Liver is possibly the most popular organ meat. It is rich in iron and folic acid. Some other iron-rich organ meats are beef heart, kidneys, and tongue.

4. Seafood

Some shellfish provide heme iron. Seafood like oysters, clams, scallops, crabs, and shrimp are good sources. Most fish contain iron.

Fish with the best iron levels include:

  • canned or fresh tuna
  • mackerel
  • Mahi mahi
  • vine shoot
  • fresh perch
  • fresh or canned salmon

Although canned sardines are good sources of iron, they are also high in calcium.

Calcium can bind to iron and reduce its absorption. Foods rich in calcium should not be eaten at the same time as foods rich in iron.

Other examples  rich in calcium good food for anemia

  • cow’s milk
  • fortified vegetable milks
  • yogurt
  • kefir
  • cheese
  • tofu

5. Fortified foods

Many foods are fortified with iron. Add these foods to your diet if you are a vegetarian or have difficulty eating other sources of iron:

  • fortified orange juice
  • fortified ready-to-eat cereals
  • foods made with fortified refined flour such as white bread
  • fortified pasta
  • foods made with fortified cornmeal
  • enriched white rice

6. Beans

Beans are a good source of iron for vegetarians and meat eaters alike.

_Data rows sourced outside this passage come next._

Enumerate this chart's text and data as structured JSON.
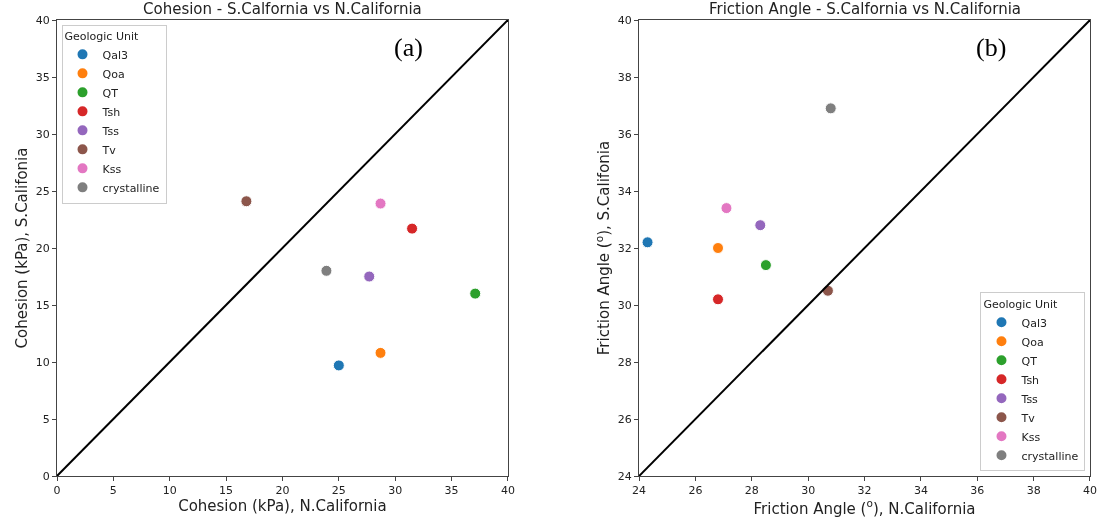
{
  "chart_data": [
    {
      "type": "scatter",
      "title": "Cohesion - S.Calfornia vs N.California",
      "xlabel": "Cohesion (kPa), N.California",
      "ylabel": "Cohesion (kPa), S.Califonia",
      "legend_title": "Geologic Unit",
      "annotations": [
        "(a)"
      ],
      "xlim": [
        0,
        40
      ],
      "ylim": [
        0,
        40
      ],
      "xticks": [
        0,
        5,
        10,
        15,
        20,
        25,
        30,
        35,
        40
      ],
      "yticks": [
        0,
        5,
        10,
        15,
        20,
        25,
        30,
        35,
        40
      ],
      "legend": "top left",
      "marker": "circle",
      "series": [
        {
          "name": "Qal3",
          "color": "#1f77b4",
          "x": [
            25.0
          ],
          "values": [
            9.7
          ]
        },
        {
          "name": "Qoa",
          "color": "#ff7f0e",
          "x": [
            28.7
          ],
          "values": [
            10.8
          ]
        },
        {
          "name": "QT",
          "color": "#2ca02c",
          "x": [
            37.1
          ],
          "values": [
            16.0
          ]
        },
        {
          "name": "Tsh",
          "color": "#d62728",
          "x": [
            31.5
          ],
          "values": [
            21.7
          ]
        },
        {
          "name": "Tss",
          "color": "#9467bd",
          "x": [
            27.7
          ],
          "values": [
            17.5
          ]
        },
        {
          "name": "Tv",
          "color": "#8c564b",
          "x": [
            16.8
          ],
          "values": [
            24.1
          ]
        },
        {
          "name": "Kss",
          "color": "#e377c2",
          "x": [
            28.7
          ],
          "values": [
            23.9
          ]
        },
        {
          "name": "crystalline",
          "color": "#7f7f7f",
          "x": [
            23.9
          ],
          "values": [
            18.0
          ]
        },
        {
          "type": "line",
          "marker": "none",
          "color": "#000000",
          "x": [
            0,
            40
          ],
          "values": [
            0,
            40
          ]
        }
      ]
    },
    {
      "type": "scatter",
      "title": "Friction Angle - S.Calfornia vs N.California",
      "xlabel": "Friction Angle ($^{o}$), N.California",
      "ylabel": "Friction Angle ($^{o}$), S.Califonia",
      "legend_title": "Geologic Unit",
      "annotations": [
        "(b)"
      ],
      "xlim": [
        24,
        40
      ],
      "ylim": [
        24,
        40
      ],
      "xticks": [
        24,
        26,
        28,
        30,
        32,
        34,
        36,
        38,
        40
      ],
      "yticks": [
        24,
        26,
        28,
        30,
        32,
        34,
        36,
        38,
        40
      ],
      "legend": "bottom right",
      "marker": "circle",
      "series": [
        {
          "name": "Qal3",
          "color": "#1f77b4",
          "x": [
            24.3
          ],
          "values": [
            32.2
          ]
        },
        {
          "name": "Qoa",
          "color": "#ff7f0e",
          "x": [
            26.8
          ],
          "values": [
            32.0
          ]
        },
        {
          "name": "QT",
          "color": "#2ca02c",
          "x": [
            28.5
          ],
          "values": [
            31.4
          ]
        },
        {
          "name": "Tsh",
          "color": "#d62728",
          "x": [
            26.8
          ],
          "values": [
            30.2
          ]
        },
        {
          "name": "Tss",
          "color": "#9467bd",
          "x": [
            28.3
          ],
          "values": [
            32.8
          ]
        },
        {
          "name": "Tv",
          "color": "#8c564b",
          "x": [
            30.7
          ],
          "values": [
            30.5
          ]
        },
        {
          "name": "Kss",
          "color": "#e377c2",
          "x": [
            27.1
          ],
          "values": [
            33.4
          ]
        },
        {
          "name": "crystalline",
          "color": "#7f7f7f",
          "x": [
            30.8
          ],
          "values": [
            36.9
          ]
        },
        {
          "type": "line",
          "marker": "none",
          "color": "#000000",
          "x": [
            24,
            40
          ],
          "values": [
            24,
            40
          ]
        }
      ]
    }
  ]
}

They are also inexpensive and versatile.

Some iron-rich options are:

  • Beans
  • chickpeas
  • soy
  • black Eyed Peas
  • Pinto beans
  • black beans
  • green peas
  • broad beans

7. Nuts and seeds

Many types of nuts and seeds are good sources of iron. They taste great on their own or sprinkled on salads or yogurt.

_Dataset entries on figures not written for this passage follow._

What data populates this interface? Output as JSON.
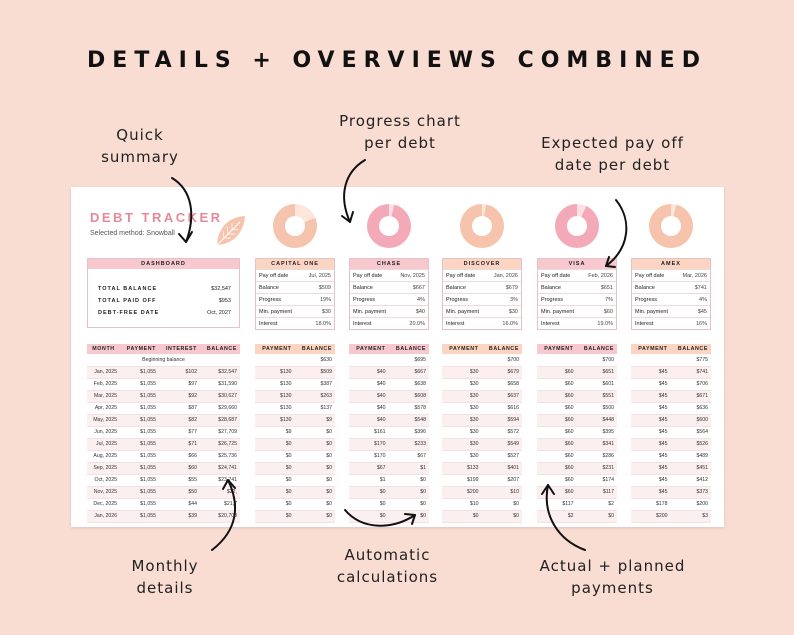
{
  "headline": "DETAILS + OVERVIEWS COMBINED",
  "callouts": {
    "quick_summary": [
      "Quick",
      "summary"
    ],
    "progress_chart": [
      "Progress chart",
      "per debt"
    ],
    "payoff_date": [
      "Expected pay off",
      "date per debt"
    ],
    "monthly_details": [
      "Monthly",
      "details"
    ],
    "auto_calc": [
      "Automatic",
      "calculations"
    ],
    "actual_planned": [
      "Actual + planned",
      "payments"
    ]
  },
  "tracker": {
    "title": "DEBT TRACKER",
    "method": "Selected method: Snowball"
  },
  "colors": {
    "pink": "#f7c9cf",
    "peach": "#fbd5c2",
    "donut_pink": "#f4a9b8",
    "donut_peach": "#f6c3ac"
  },
  "summary": {
    "header": "DASHBOARD",
    "rows": [
      {
        "label": "TOTAL BALANCE",
        "value": "$32,547"
      },
      {
        "label": "TOTAL PAID OFF",
        "value": "$953"
      },
      {
        "label": "DEBT-FREE DATE",
        "value": "Oct, 2027"
      }
    ]
  },
  "debts": [
    {
      "name": "CAPITAL ONE",
      "color": "peach",
      "progress": 0.19,
      "payoff": "Jul, 2025",
      "balance": "$509",
      "progress_label": "19%",
      "min_payment": "$30",
      "interest": "18.0%"
    },
    {
      "name": "CHASE",
      "color": "pink",
      "progress": 0.04,
      "payoff": "Nov, 2025",
      "balance": "$667",
      "progress_label": "4%",
      "min_payment": "$40",
      "interest": "20.0%"
    },
    {
      "name": "DISCOVER",
      "color": "peach",
      "progress": 0.03,
      "payoff": "Jan, 2026",
      "balance": "$679",
      "progress_label": "3%",
      "min_payment": "$30",
      "interest": "16.0%"
    },
    {
      "name": "VISA",
      "color": "pink",
      "progress": 0.07,
      "payoff": "Feb, 2026",
      "balance": "$651",
      "progress_label": "7%",
      "min_payment": "$60",
      "interest": "19.0%"
    },
    {
      "name": "AMEX",
      "color": "peach",
      "progress": 0.04,
      "payoff": "Mar, 2026",
      "balance": "$741",
      "progress_label": "4%",
      "min_payment": "$45",
      "interest": "16%"
    }
  ],
  "debt_row_labels": {
    "payoff": "Pay off date",
    "balance": "Balance",
    "progress": "Progress",
    "min_payment": "Min. payment",
    "interest": "Interest"
  },
  "monthly": {
    "headers": [
      "MONTH",
      "PAYMENT",
      "INTEREST",
      "BALANCE"
    ],
    "beginning": "Beginning balance",
    "rows": [
      [
        "Jan, 2025",
        "$1,055",
        "$102",
        "$32,547"
      ],
      [
        "Feb, 2025",
        "$1,055",
        "$97",
        "$31,590"
      ],
      [
        "Mar, 2025",
        "$1,055",
        "$92",
        "$30,627"
      ],
      [
        "Apr, 2025",
        "$1,055",
        "$87",
        "$29,660"
      ],
      [
        "May, 2025",
        "$1,055",
        "$82",
        "$28,687"
      ],
      [
        "Jun, 2025",
        "$1,055",
        "$77",
        "$27,709"
      ],
      [
        "Jul, 2025",
        "$1,055",
        "$71",
        "$26,725"
      ],
      [
        "Aug, 2025",
        "$1,055",
        "$66",
        "$25,736"
      ],
      [
        "Sep, 2025",
        "$1,055",
        "$60",
        "$24,741"
      ],
      [
        "Oct, 2025",
        "$1,055",
        "$55",
        "$23,741"
      ],
      [
        "Nov, 2025",
        "$1,055",
        "$50",
        "$22,"
      ],
      [
        "Dec, 2025",
        "$1,055",
        "$44",
        "$21,7"
      ],
      [
        "Jan, 2026",
        "$1,055",
        "$39",
        "$20,708"
      ]
    ]
  },
  "debt_tables": [
    {
      "headers": [
        "PAYMENT",
        "BALANCE"
      ],
      "start": "$630",
      "rows": [
        [
          "$130",
          "$509"
        ],
        [
          "$130",
          "$387"
        ],
        [
          "$130",
          "$263"
        ],
        [
          "$130",
          "$137"
        ],
        [
          "$130",
          "$9"
        ],
        [
          "$9",
          "$0"
        ],
        [
          "$0",
          "$0"
        ],
        [
          "$0",
          "$0"
        ],
        [
          "$0",
          "$0"
        ],
        [
          "$0",
          "$0"
        ],
        [
          "$0",
          "$0"
        ],
        [
          "$0",
          "$0"
        ],
        [
          "$0",
          "$0"
        ]
      ]
    },
    {
      "headers": [
        "PAYMENT",
        "BALANCE"
      ],
      "start": "$695",
      "rows": [
        [
          "$40",
          "$667"
        ],
        [
          "$40",
          "$638"
        ],
        [
          "$40",
          "$608"
        ],
        [
          "$40",
          "$578"
        ],
        [
          "$40",
          "$548"
        ],
        [
          "$161",
          "$396"
        ],
        [
          "$170",
          "$233"
        ],
        [
          "$170",
          "$67"
        ],
        [
          "$67",
          "$1"
        ],
        [
          "$1",
          "$0"
        ],
        [
          "$0",
          "$0"
        ],
        [
          "$0",
          "$0"
        ],
        [
          "$0",
          "$0"
        ]
      ]
    },
    {
      "headers": [
        "PAYMENT",
        "BALANCE"
      ],
      "start": "$700",
      "rows": [
        [
          "$30",
          "$679"
        ],
        [
          "$30",
          "$658"
        ],
        [
          "$30",
          "$637"
        ],
        [
          "$30",
          "$616"
        ],
        [
          "$30",
          "$594"
        ],
        [
          "$30",
          "$572"
        ],
        [
          "$30",
          "$549"
        ],
        [
          "$30",
          "$527"
        ],
        [
          "$133",
          "$401"
        ],
        [
          "$199",
          "$207"
        ],
        [
          "$200",
          "$10"
        ],
        [
          "$10",
          "$0"
        ],
        [
          "$0",
          "$0"
        ]
      ]
    },
    {
      "headers": [
        "PAYMENT",
        "BALANCE"
      ],
      "start": "$700",
      "rows": [
        [
          "$60",
          "$651"
        ],
        [
          "$60",
          "$601"
        ],
        [
          "$60",
          "$551"
        ],
        [
          "$60",
          "$500"
        ],
        [
          "$60",
          "$448"
        ],
        [
          "$60",
          "$395"
        ],
        [
          "$60",
          "$341"
        ],
        [
          "$60",
          "$286"
        ],
        [
          "$60",
          "$231"
        ],
        [
          "$60",
          "$174"
        ],
        [
          "$60",
          "$117"
        ],
        [
          "$117",
          "$2"
        ],
        [
          "$2",
          "$0"
        ]
      ]
    },
    {
      "headers": [
        "PAYMENT",
        "BALANCE"
      ],
      "start": "$775",
      "rows": [
        [
          "$45",
          "$741"
        ],
        [
          "$45",
          "$706"
        ],
        [
          "$45",
          "$671"
        ],
        [
          "$45",
          "$636"
        ],
        [
          "$45",
          "$600"
        ],
        [
          "$45",
          "$564"
        ],
        [
          "$45",
          "$526"
        ],
        [
          "$45",
          "$489"
        ],
        [
          "$45",
          "$451"
        ],
        [
          "$45",
          "$412"
        ],
        [
          "$45",
          "$373"
        ],
        [
          "$178",
          "$200"
        ],
        [
          "$200",
          "$3"
        ]
      ]
    }
  ]
}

Some nuts and seeds that contain iron goof food for anemia.

  • Pumpkin seeds
  • cashew nuts
  • pistachios
  • Hemp seeds
  • pinions
  • sunflower seeds

Find raw pumpkin seeds, raw cashews and raw pine nuts online.

Both raw and roasted nuts have similar amounts of iron.

Almonds are also a good source of iron. They are great as part of a healthy eating plan, but because they are also high in calcium, your iron levels may not spike as much.

When following a diet plan for anemia, remember these guidelines:good food for anemia,

  • Do not eat iron-rich foods with foods or drinks that block iron absorption. These include coffee or tea, eggs, foods high in oxalates, and foods high in calcium.
  • Eat foods rich in iron with foods rich in vitamin C, such as oranges, tomatoes, or strawberries, to improve absorption.
  • Consume iron-rich foods with foods that contain beta-carotene, such as apricots, red peppers, and beets, to improve absorption.
  • Eat a variety of heme and non-heme iron foods throughout the day to increase your iron intake.
  • Eat foods with heme and non-heme iron together whenever possible to increase iron absorption.